Son œuvre eut le succès des choses mystérieusement attendues. Dingley connut la gloire à l’âge où la force de l’homme est encore intacte pour l’aimer. Sa photographie s’étalait partout, dans les revues, les journaux, les magazines, aux boutiques des libraires du Nouveau et de l’Ancien Monde. Sur les navires qui le promenaient à travers les Sept Océans, dans les palace-hôtels qui étaient sa maison du berger, on se montrait du doigt, comme un des seigneurs de la race, ce petit homme aux traits anguleux et secs, la moustache raide en herse sur la bouche, les yeux gris embusqués derrière les vitres de ses lunettes d’acier. Aujourd’hui, la moisson de sa jeunesse était faite. Il avait quarante ans, et s’inquiétait maintenant de savoir les fruits que porterait l’automne de sa vie. Il se demandait si, dans cent ans, un vers, une ligne de lui retiendrait éveillé un lecteur qui s’endort. Il avait écrit pour les enfants, les artistes et les femmes ; il redoutait que ce public léger se retirât de lui, et pour vaincre le temps — c’était l’obsession de son esprit de se survivre au fond des cervelles humaines — il cherchait à s’accrocher à quelque solide épave.

Entre tous les événements qui depuis Rome ont bouleversé le monde, aucun ne lui semblait de plus grande conséquence que la conquête de la terre par sa race. De toute éternité, il se sentait choisi, élu par la Providence pour être le héraut de cette gigantesque entreprise. Un romancier comme lui, Disraëli, l’avait conçue. Dans sa chambre de poète, ce rêveur du ghetto avait écrit l’histoire imaginaire d’un ambitieux génial qui, rassemblant toutes les colonies anglaises sous le manteau patriarcal d’une monarchie fastueuse, douce ou terrible, à la manière des despotes d’Orient, faisait sacrer la Reine de Grande-Bretagne Impératrice des Indes.
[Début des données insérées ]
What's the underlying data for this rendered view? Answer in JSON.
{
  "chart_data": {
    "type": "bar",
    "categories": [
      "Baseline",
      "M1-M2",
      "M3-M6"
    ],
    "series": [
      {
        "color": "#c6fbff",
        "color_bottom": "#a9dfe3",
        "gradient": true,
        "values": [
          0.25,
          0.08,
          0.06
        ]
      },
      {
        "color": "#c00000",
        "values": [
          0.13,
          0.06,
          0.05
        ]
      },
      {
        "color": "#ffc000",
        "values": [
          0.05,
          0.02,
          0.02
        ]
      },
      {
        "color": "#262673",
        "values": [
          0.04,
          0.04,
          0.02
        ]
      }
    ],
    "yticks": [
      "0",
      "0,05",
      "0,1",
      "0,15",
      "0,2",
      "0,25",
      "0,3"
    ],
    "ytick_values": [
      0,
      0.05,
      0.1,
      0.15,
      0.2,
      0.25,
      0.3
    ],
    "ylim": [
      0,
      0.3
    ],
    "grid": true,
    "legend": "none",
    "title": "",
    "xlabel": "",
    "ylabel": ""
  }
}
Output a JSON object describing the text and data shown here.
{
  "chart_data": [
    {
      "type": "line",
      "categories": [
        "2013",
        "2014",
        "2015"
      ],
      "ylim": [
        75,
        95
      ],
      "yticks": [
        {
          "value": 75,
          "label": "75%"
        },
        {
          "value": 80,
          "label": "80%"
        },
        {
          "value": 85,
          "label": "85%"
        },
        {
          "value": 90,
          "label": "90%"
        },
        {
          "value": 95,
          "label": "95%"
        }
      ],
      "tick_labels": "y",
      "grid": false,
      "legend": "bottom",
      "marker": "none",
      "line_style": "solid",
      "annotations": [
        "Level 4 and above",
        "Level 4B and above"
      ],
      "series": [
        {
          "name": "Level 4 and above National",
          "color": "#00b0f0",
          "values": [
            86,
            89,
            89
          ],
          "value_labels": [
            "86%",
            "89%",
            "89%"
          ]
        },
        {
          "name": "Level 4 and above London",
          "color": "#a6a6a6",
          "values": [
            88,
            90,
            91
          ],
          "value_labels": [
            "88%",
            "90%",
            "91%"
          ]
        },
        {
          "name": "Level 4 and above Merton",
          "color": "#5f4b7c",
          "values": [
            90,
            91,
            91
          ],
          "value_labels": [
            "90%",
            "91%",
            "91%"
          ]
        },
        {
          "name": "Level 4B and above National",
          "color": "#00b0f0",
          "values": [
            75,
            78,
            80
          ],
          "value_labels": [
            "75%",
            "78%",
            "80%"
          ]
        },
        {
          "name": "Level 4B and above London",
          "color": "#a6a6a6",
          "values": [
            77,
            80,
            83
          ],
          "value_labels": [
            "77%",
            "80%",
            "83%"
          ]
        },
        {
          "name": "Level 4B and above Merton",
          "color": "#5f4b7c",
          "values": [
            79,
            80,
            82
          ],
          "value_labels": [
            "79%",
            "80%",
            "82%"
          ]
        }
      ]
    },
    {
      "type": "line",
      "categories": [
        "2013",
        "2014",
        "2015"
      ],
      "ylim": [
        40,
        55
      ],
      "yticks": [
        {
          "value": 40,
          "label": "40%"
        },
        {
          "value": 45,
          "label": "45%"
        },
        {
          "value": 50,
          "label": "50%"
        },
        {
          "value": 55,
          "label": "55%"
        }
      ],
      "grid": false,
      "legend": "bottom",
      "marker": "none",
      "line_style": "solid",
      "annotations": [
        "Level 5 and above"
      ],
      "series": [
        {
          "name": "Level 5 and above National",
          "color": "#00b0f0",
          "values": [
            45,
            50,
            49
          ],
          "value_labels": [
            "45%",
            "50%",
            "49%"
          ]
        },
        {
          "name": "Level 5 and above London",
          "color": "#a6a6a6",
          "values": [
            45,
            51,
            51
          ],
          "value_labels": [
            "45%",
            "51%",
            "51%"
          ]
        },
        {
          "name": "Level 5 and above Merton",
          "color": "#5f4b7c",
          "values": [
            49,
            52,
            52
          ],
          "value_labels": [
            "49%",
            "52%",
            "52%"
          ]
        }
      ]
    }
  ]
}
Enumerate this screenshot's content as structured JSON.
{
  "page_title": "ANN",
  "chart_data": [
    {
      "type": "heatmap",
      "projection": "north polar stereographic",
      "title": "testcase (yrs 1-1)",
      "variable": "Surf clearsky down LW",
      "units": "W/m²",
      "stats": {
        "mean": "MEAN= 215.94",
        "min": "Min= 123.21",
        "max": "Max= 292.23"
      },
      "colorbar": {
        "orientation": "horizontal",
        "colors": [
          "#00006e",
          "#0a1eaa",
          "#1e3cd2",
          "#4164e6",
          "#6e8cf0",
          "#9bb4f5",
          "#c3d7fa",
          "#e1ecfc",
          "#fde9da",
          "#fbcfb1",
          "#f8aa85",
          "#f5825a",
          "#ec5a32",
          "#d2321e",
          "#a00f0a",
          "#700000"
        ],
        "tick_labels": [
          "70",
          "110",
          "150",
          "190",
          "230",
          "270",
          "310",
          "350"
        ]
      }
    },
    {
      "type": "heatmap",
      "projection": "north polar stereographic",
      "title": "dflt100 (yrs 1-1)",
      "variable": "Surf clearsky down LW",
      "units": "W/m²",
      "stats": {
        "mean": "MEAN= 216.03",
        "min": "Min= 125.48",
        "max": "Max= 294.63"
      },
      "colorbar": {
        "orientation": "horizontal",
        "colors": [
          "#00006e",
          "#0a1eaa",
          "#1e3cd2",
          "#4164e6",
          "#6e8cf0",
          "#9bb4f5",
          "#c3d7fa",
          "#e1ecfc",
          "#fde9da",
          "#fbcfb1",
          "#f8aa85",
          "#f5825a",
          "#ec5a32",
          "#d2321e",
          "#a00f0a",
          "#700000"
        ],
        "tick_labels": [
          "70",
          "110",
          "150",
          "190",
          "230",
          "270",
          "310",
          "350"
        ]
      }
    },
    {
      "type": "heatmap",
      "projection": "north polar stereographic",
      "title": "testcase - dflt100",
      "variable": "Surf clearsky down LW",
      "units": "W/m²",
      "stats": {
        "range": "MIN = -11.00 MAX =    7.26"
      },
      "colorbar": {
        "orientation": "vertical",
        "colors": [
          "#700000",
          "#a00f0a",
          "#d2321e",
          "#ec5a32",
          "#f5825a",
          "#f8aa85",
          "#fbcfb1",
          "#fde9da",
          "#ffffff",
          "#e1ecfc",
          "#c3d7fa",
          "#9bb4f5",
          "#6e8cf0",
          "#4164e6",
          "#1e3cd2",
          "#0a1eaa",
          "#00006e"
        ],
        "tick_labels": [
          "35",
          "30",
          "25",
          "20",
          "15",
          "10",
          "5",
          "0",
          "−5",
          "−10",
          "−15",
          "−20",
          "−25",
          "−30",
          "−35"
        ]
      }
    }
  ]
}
Et voilà que trente ans plus tard, tandis que Gladstone déchu opposait à une politique guerrière de vains soucis moraux et religieux, Disraëli, devenu tout puissant, réalisait point par point le rêve précis de sa jeunesse.

Magnifique aventure d’un homme qui avait écrit sa vie avant de l’avoir vécue ! Un Juif ! Et pourtant le plus symbolique des Anglais par sa double souveraineté dans l’action et le rêve. Dingley était jaloux d’une gloire si complète, et admirant en Disraëli le maître incontesté de cette œuvre grandiose, il se réservait la tâche d’enthousiasmer pour elle l’imagination britannique.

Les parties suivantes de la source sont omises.